As the philosopher of old often said “Is this what’s bothering you or you bucky?” If yes, raise your head high, happy smile, and look at the bright side and place an initial $50 “if” wager on the two teams you are betting on. You could also make a parlay bet, but as you’ll see below it is”if/reverse, “if/reverse” can be a fantastic alternative to a parlay in the event that you’re the winners.

If you want to win the most effective method is to bet straight. For co-dependent bets however as previously mentioned there is a significant benefit to betting on combinations. Parlays are a great way to bet. betting player is benefiting from a parlay with odds that are higher, such as 13-5 for bets with a higher odds than the usual chance of winning. Since, by definition co-dependent bets are included in an identical game. They should be considered “if” betting. In a co-dependent betting, our advantage is due to being able to place another bet IF either of our propositions win.

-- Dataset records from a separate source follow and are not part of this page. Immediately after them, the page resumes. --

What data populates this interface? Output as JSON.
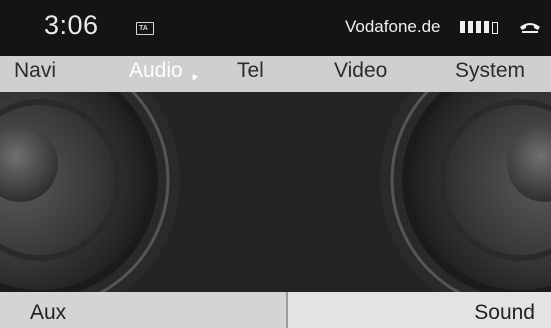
{
  "status": {
    "time": "3:06",
    "ta_label": "TA",
    "operator": "Vodafone.de",
    "signal_icon": "signal-strength-icon",
    "phone_icon": "phone-hangup-icon"
  },
  "nav": {
    "tabs": [
      {
        "label": "Navi"
      },
      {
        "label": "Audio"
      },
      {
        "label": "Tel"
      },
      {
        "label": "Video"
      },
      {
        "label": "System"
      }
    ],
    "active": "Audio"
  },
  "content": {
    "image": "speaker-graphic"
  },
  "bottom": {
    "left_label": "Aux",
    "right_label": "Sound"
  },
  "colors": {
    "statusbar": "#141414",
    "navbar": "#cfcfcf",
    "active_tab": "#ffffff",
    "content_bg": "#242424"
  }
}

It’s not going to do us any good to just bet $110 on each of the underdog and favorite and also $110 on the over and under. Then we’d lose the wager no matter how frequently the favorites and over or underdog and the under combination won. As we’ve observed, when we play two of four possible outcomes, by making two parlays of the favorite and over as well as the underdog and over the odds are that we will win $160 in the event that any of the combinations wins. The best time to pick the parlay or “reverse” when creating co-dependent combinations is explained in the following.

Choosing Between “IF” Bets and Parlays
Based on a parlay of $110 which we’ll employ to make consistent comparisons the net profit from a parlay in the event that one of our combination succeeds will be $176 (the $286 winnings from the parlay that won, less the loss of $110 from the parlay that loses). If we bet $110 on a “reverse” bet, our net gain is $180 each when one of our combos succeeds (the $400 winning on the winning side if/reverse, less the loss of $220 for losing bet if/reverse).

If a split occurs, and the under is with the favorite or over gets the underdog and the parlay loses $110 and the reverse loses $120. So that the “reverse” has a four-dollar advantage over the winner and the parlay holds an advantage of $10 on the losing side. In a 50-50 game, the parlay will be more profitable.

When we have co-dependent sides and total bets it is not an inverse 50-50 scenario. If the favorite wins the spread at a high level and the spread is higher, it’s more likely that it will be over the small total. However, if the favorite is unable to cover the spread, it’s more likely that the game will be go under the total. We have discovered, when there is an expectation of winning, that is the case, the “if/reverse” will be the better option to parlay. The likelihood of winning on our co-dependent side as well as total bets will depend on whether the line on each side the total coincide. But the fact that they’re co-dependent is a good expectation.

The moment when the “if/reverse” is an even better option than the parlay in making our two co-dependents is 72% of a win rate. This isn’t as insane an amount of winnings as it seems. When you play two different combinations, you will have the chance to be successful in two ways. It is only necessary to win one of two. Each combination is a positive and independent expectation. If we believe that the likelihood of either the underdog or the favorite winning is 100 percent (obviously either will win) the only thing we require are a 72% likelihood that, for instance, Boston College -38 1/2 is able to win by 39 points, the game will be over the entire 53 1/2 mark at minimum 72 percent of the time. It is an independent bet. Should Ball State scores even one TD and we win, then we’re only a half-point away from winning. The fact that the possibility that a BC cover could result in more than 72% of the time isn’t an unreasonable assumption given the conditions.

In comparison to a parlay with 72% winning rate that is 72%, our 2 “if/reverse” bets could gain an additional $472 times, giving an increase of $4 72 times = $288. Betting “if/reverses” can result in losing 10 dollars more than for every 28 times the outcomes are split to make a total losses of $280. It is evident that at a win percentage of 72%,, the variance is not that significant.